Un’estate sul Monte Bianco (Andrea)

In verità dovrei parlare di un’estate di salite iniziata qualche anno fa. Con l’idea di anticipare qualche salita ma anche e soprattutto per il richiamo irresistibile che il gruppo del Monte Bianco sa esercitare, il “castello di ghiaccio e di roccia” mi aveva già attratto verso di sé nelle due precedenti stagioni estive. Dalla vetta principale alla panoramica dorsale erbosa del Mont de la Saxe, dalla guglia del Mont Maudit alla piccola vetta del Mont Tsichette, il Bianco era già stato palcoscenico od orizzonte di alcune giornate di cammino. L’ultima estate mi ha portato nuovamente sulle dorsali erbose della Val Veny e della Val Ferret, su cime detritiche e tormentati ghiacciai dove, abbandonati i frequentati sentieri, si può camminare accompagnati soltanto dal rumore del vento. Anche qui infatti, negli anfratti di uno dei simboli delle Alpi, rimangono luoghi “fuori rotta”. Vale ovviamente per molte vie e vette alpinistiche ma anche per più facili percorsi e mete escursionistiche o, molto spesso, per gli itinerari sospesi su quel labile confine tra escursionismo per esperti e facile alpinismo. Qui, molto spesso, gli unici compagni di salita sono stati stambecchi e camosci, aquile e gipeti, pernici bianche e volpi.
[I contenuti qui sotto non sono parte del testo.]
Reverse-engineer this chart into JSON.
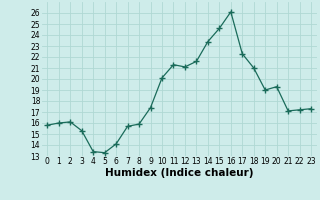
{
  "x": [
    0,
    1,
    2,
    3,
    4,
    5,
    6,
    7,
    8,
    9,
    10,
    11,
    12,
    13,
    14,
    15,
    16,
    17,
    18,
    19,
    20,
    21,
    22,
    23
  ],
  "y": [
    15.8,
    16.0,
    16.1,
    15.3,
    13.4,
    13.3,
    14.1,
    15.7,
    15.9,
    17.4,
    20.1,
    21.3,
    21.1,
    21.6,
    23.4,
    24.6,
    26.1,
    22.3,
    21.0,
    19.0,
    19.3,
    17.1,
    17.2,
    17.3
  ],
  "xlabel": "Humidex (Indice chaleur)",
  "ylim": [
    13,
    27
  ],
  "xlim": [
    -0.5,
    23.5
  ],
  "yticks": [
    13,
    14,
    15,
    16,
    17,
    18,
    19,
    20,
    21,
    22,
    23,
    24,
    25,
    26
  ],
  "xtick_labels": [
    "0",
    "1",
    "2",
    "3",
    "4",
    "5",
    "6",
    "7",
    "8",
    "9",
    "10",
    "11",
    "12",
    "13",
    "14",
    "15",
    "16",
    "17",
    "18",
    "19",
    "20",
    "21",
    "22",
    "23"
  ],
  "line_color": "#1a6b5a",
  "marker": "+",
  "marker_size": 4,
  "bg_color": "#ceecea",
  "grid_color": "#b0d8d4",
  "tick_label_fontsize": 5.5,
  "xlabel_fontsize": 7.5
}
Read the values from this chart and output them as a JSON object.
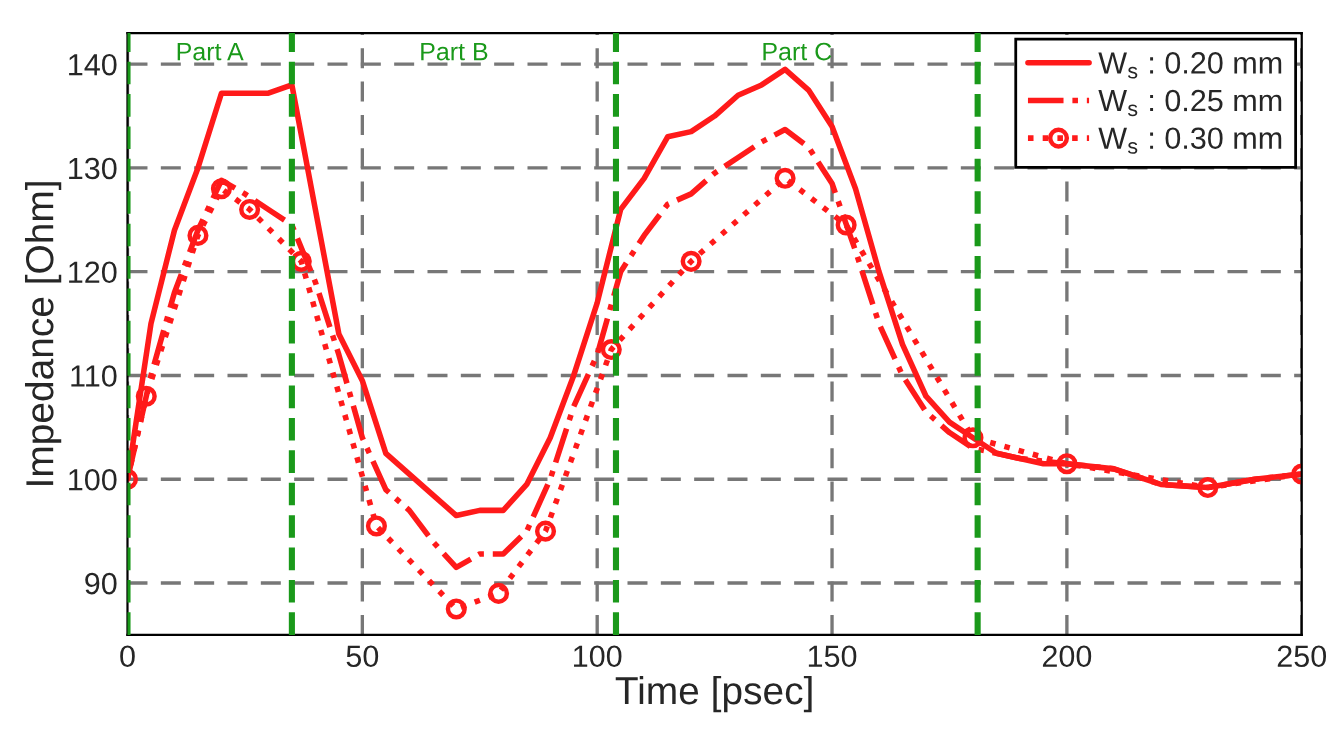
{
  "chart_data": {
    "type": "line",
    "xlabel": "Time [psec]",
    "ylabel": "Impedance [Ohm]",
    "xlim": [
      0,
      250
    ],
    "ylim": [
      85,
      143
    ],
    "xticks": [
      0,
      50,
      100,
      150,
      200,
      250
    ],
    "yticks": [
      90,
      100,
      110,
      120,
      130,
      140
    ],
    "grid": true,
    "legend": "top right",
    "annotations": [
      "Part A",
      "Part B",
      "Part C"
    ],
    "ref_lines": [
      {
        "axis": "x",
        "value": 0,
        "color": "#1a991a",
        "line_style": "dashed"
      },
      {
        "axis": "x",
        "value": 35,
        "color": "#1a991a",
        "line_style": "dashed"
      },
      {
        "axis": "x",
        "value": 104,
        "color": "#1a991a",
        "line_style": "dashed"
      },
      {
        "axis": "x",
        "value": 181,
        "color": "#1a991a",
        "line_style": "dashed"
      }
    ],
    "series": [
      {
        "name": "W$_{s}$ : 0.20 mm",
        "color": "#ff1a1a",
        "line_style": "solid",
        "marker": "none",
        "x": [
          0,
          5,
          10,
          15,
          20,
          25,
          30,
          35,
          40,
          45,
          50,
          55,
          60,
          65,
          70,
          75,
          80,
          85,
          90,
          95,
          100,
          105,
          110,
          115,
          120,
          125,
          130,
          135,
          140,
          145,
          150,
          155,
          160,
          165,
          170,
          175,
          180,
          185,
          190,
          195,
          200,
          210,
          220,
          230,
          240,
          250
        ],
        "values": [
          100,
          115,
          124,
          130,
          137.2,
          137.2,
          137.2,
          138,
          126,
          114,
          109.5,
          102.5,
          100.5,
          98.5,
          96.5,
          97,
          97,
          99.5,
          104,
          110,
          117,
          126,
          129,
          133,
          133.5,
          135,
          137,
          138,
          139.5,
          137.5,
          134,
          128,
          120,
          113,
          108,
          105.5,
          104,
          102.5,
          102,
          101.5,
          101.5,
          101,
          99.5,
          99.2,
          100,
          100.5
        ]
      },
      {
        "name": "W$_{s}$ : 0.25 mm",
        "color": "#ff1a1a",
        "line_style": "dashdot",
        "marker": "none",
        "x": [
          0,
          5,
          10,
          15,
          20,
          25,
          30,
          35,
          40,
          45,
          50,
          55,
          60,
          65,
          70,
          75,
          80,
          85,
          90,
          95,
          100,
          105,
          110,
          115,
          120,
          125,
          130,
          135,
          140,
          145,
          150,
          155,
          160,
          165,
          170,
          175,
          180,
          185,
          190,
          200,
          210,
          220,
          230,
          240,
          250
        ],
        "values": [
          100,
          110,
          118,
          124,
          128.8,
          127.5,
          126,
          124.5,
          119,
          112,
          104,
          99,
          97,
          94,
          91.5,
          92.8,
          92.8,
          95,
          100,
          107,
          112,
          120,
          123.5,
          126.5,
          127.5,
          129.5,
          131,
          132.5,
          133.7,
          132,
          128.5,
          122,
          115,
          110,
          106.5,
          104.5,
          103,
          102.5,
          102,
          101.5,
          101,
          99.5,
          99.2,
          100,
          100.5
        ]
      },
      {
        "name": "W$_{s}$ : 0.30 mm",
        "color": "#ff1a1a",
        "line_style": "dotted",
        "marker": "circle",
        "x": [
          0,
          4,
          15,
          20,
          26,
          37,
          53,
          70,
          79,
          89,
          103,
          120,
          140,
          153,
          180,
          200,
          230,
          250
        ],
        "values": [
          100,
          108,
          123.5,
          128,
          126,
          121,
          95.5,
          87.5,
          89,
          95,
          112.5,
          121,
          129,
          124.5,
          104,
          101.5,
          99.2,
          100.5
        ]
      }
    ]
  }
}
In un’area che frequento da due decenni, è stato particolarmente significativo osservare i chiari segni di un riscaldamento climatico che sta cambiando profondamente le Alpi: ghiacciai che scompaiono e si ritirano, laghi sempre più vuoti, alberi, arbusti e specie pioniere che avanzano verso quote sempre più alte. Un presente, e soprattutto un futuro, con il quale dovremmo raffrontarci e non solo come frequentatori delle montagne. Anche per questo, nonostante la bellezza “estetica” della vetta, l’emozione degli ultimi passi, dobbiamo sempre ricordarci che ogni salita dovrebbe essere un percorso di conoscenza e consapevolezza.

La prossima estate saremo ancora tra le cime innevate e le pareti di granito del Monte Bianco, posticipando di qualche mese l’uscita del sesto volume della collana. Ci saranno ancora nuove sorprese, silenzi da respirare e solitudini da esplorare.